Our heroine is Emily, and she’s in a pretty bad emotional state due to the recent crib death of her infant daughter. The trauma of her child’s demise triggers the end of her marriage, and the only thing keeping her sane is running.
To regroup and rebuild her life, Emily embarks on a three-week solitude retreat at her father’s “conch shack” on the beach in Florida not too far from Naples. The shack and the beach are pretty isolated, so it’s the perfect place to go for long runs while mourning her kid and contemplating her next moves. She also has time to read vintage paperbacks by Raymond Chandler, Ed McBain and John D. Macdonald.
On one of her jogging jaunts, Emily is overcome with a bout of nosiness and spots a dead girl in the open trunk of a car parked at a house down the beach. Before she can decide what to do, Emily is conked on the head and awakens tied to a chair in the maniac’s kitchen. The villain is the kind of loathsome creep you often encounter in King’s stories, and Emily’s dilemma is not unlike the “escape or die” problems tackled in Misery, Cujo and Gerald’s Game.

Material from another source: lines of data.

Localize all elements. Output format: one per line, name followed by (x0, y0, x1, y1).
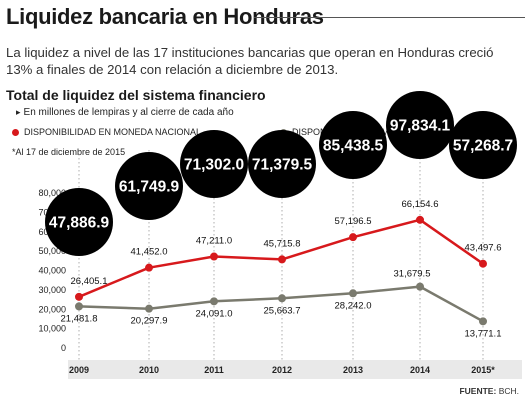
source-label: FUENTE: (459, 386, 497, 396)
x-tick-label: 2012 (272, 365, 292, 375)
x-axis-band (68, 360, 522, 379)
x-tick-label: 2013 (343, 365, 363, 375)
total-bubble-label: 71,302.0 (184, 157, 244, 174)
x-tick-label: 2011 (204, 365, 224, 375)
point-extranjera (210, 297, 218, 306)
total-bubble (319, 111, 387, 179)
data-label-extranjera: 20,297.9 (131, 316, 168, 327)
data-label-nacional: 43,497.6 (465, 243, 502, 254)
point-nacional (210, 252, 218, 261)
y-tick-label: 40,000 (38, 266, 66, 276)
total-bubble-label: 57,268.7 (453, 138, 513, 155)
point-extranjera (278, 294, 286, 303)
data-label-extranjera: 21,481.8 (61, 313, 98, 324)
point-nacional (479, 259, 487, 268)
total-bubble (449, 111, 517, 179)
total-bubble-label: 61,749.9 (119, 179, 180, 196)
y-tick-label: 50,000 (38, 246, 66, 256)
source-value: BCH. (498, 386, 519, 396)
data-label-extranjera: 13,771.1 (465, 328, 502, 339)
data-label-nacional: 45,715.8 (264, 238, 301, 249)
y-tick-label: 30,000 (38, 285, 66, 295)
headline: Liquidez bancaria en Honduras (6, 4, 324, 29)
total-bubble-label: 71,379.5 (252, 157, 313, 174)
total-bubble (248, 130, 316, 198)
data-label-nacional: 66,154.6 (402, 199, 439, 210)
triangle-icon: ▸ (16, 107, 21, 117)
point-nacional (278, 255, 286, 264)
chart-subhead: Total de liquidez del sistema financiero (6, 87, 266, 103)
x-tick-label: 2014 (410, 365, 430, 375)
legend-label-nacional: DISPONIBILIDAD EN MONEDA NACIONAL (24, 127, 202, 137)
y-tick-label: 10,000 (38, 324, 66, 334)
point-extranjera (349, 289, 357, 298)
x-tick-label: 2015* (471, 365, 495, 375)
point-extranjera (416, 282, 424, 291)
total-bubble-label: 97,834.1 (390, 118, 451, 135)
point-nacional (145, 263, 153, 272)
data-label-extranjera: 31,679.5 (394, 269, 431, 280)
point-nacional (75, 292, 83, 301)
source-note: FUENTE: BCH. (459, 386, 519, 396)
total-bubble (386, 91, 454, 159)
total-bubble-label: 47,886.9 (49, 215, 110, 232)
data-label-nacional: 26,405.1 (71, 276, 108, 287)
y-tick-label: 20,000 (38, 304, 66, 314)
total-bubble-label: 85,438.5 (323, 138, 384, 155)
point-extranjera (479, 317, 487, 326)
headline-rule (254, 17, 525, 18)
data-label-extranjera: 25,663.7 (264, 305, 301, 316)
lede-paragraph: La liquidez a nivel de las 17 institucio… (6, 45, 494, 77)
total-bubble (180, 130, 248, 198)
data-label-nacional: 57,196.5 (335, 216, 372, 227)
data-label-extranjera: 28,242.0 (335, 300, 372, 311)
legend-dot-red-icon (12, 128, 19, 136)
y-tick-label: 80,000 (38, 188, 66, 198)
data-label-nacional: 41,452.0 (131, 247, 168, 258)
point-nacional (349, 233, 357, 242)
unit-note-text: En millones de lempiras y al cierre de c… (23, 107, 234, 118)
x-tick-label: 2010 (139, 365, 159, 375)
data-label-nacional: 47,211.0 (196, 236, 232, 247)
x-tick-label: 2009 (69, 365, 89, 375)
data-label-extranjera: 24,091.0 (196, 308, 233, 319)
total-bubble (45, 188, 113, 256)
unit-note: ▸ En millones de lempiras y al cierre de … (16, 107, 234, 118)
point-nacional (416, 215, 424, 224)
legend-item-nacional: DISPONIBILIDAD EN MONEDA NACIONAL (12, 127, 201, 137)
chart-footnote: *Al 17 de diciembre de 2015 (12, 147, 126, 157)
total-bubble (115, 152, 183, 220)
point-extranjera (145, 304, 153, 313)
point-extranjera (75, 302, 83, 311)
y-tick-label: 0 (61, 343, 66, 353)
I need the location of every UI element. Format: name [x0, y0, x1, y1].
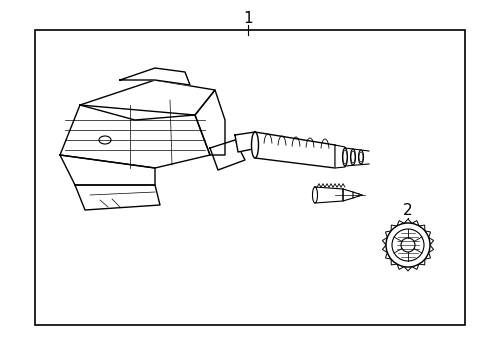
- Polygon shape: [386, 252, 391, 259]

The plot is familiar territory for King, and that’s good news for the reader because he’s the absolute best at this kind of tense suspense. In that respect, “The Gingerbread Girl” delivers exactly the kind of scary, bloody, frightening thrills you’ve come to expect from the author. If this one slipped by you, do yourself a favor, circle back, and give it a read. You won’t be disappointed. Highly recommended.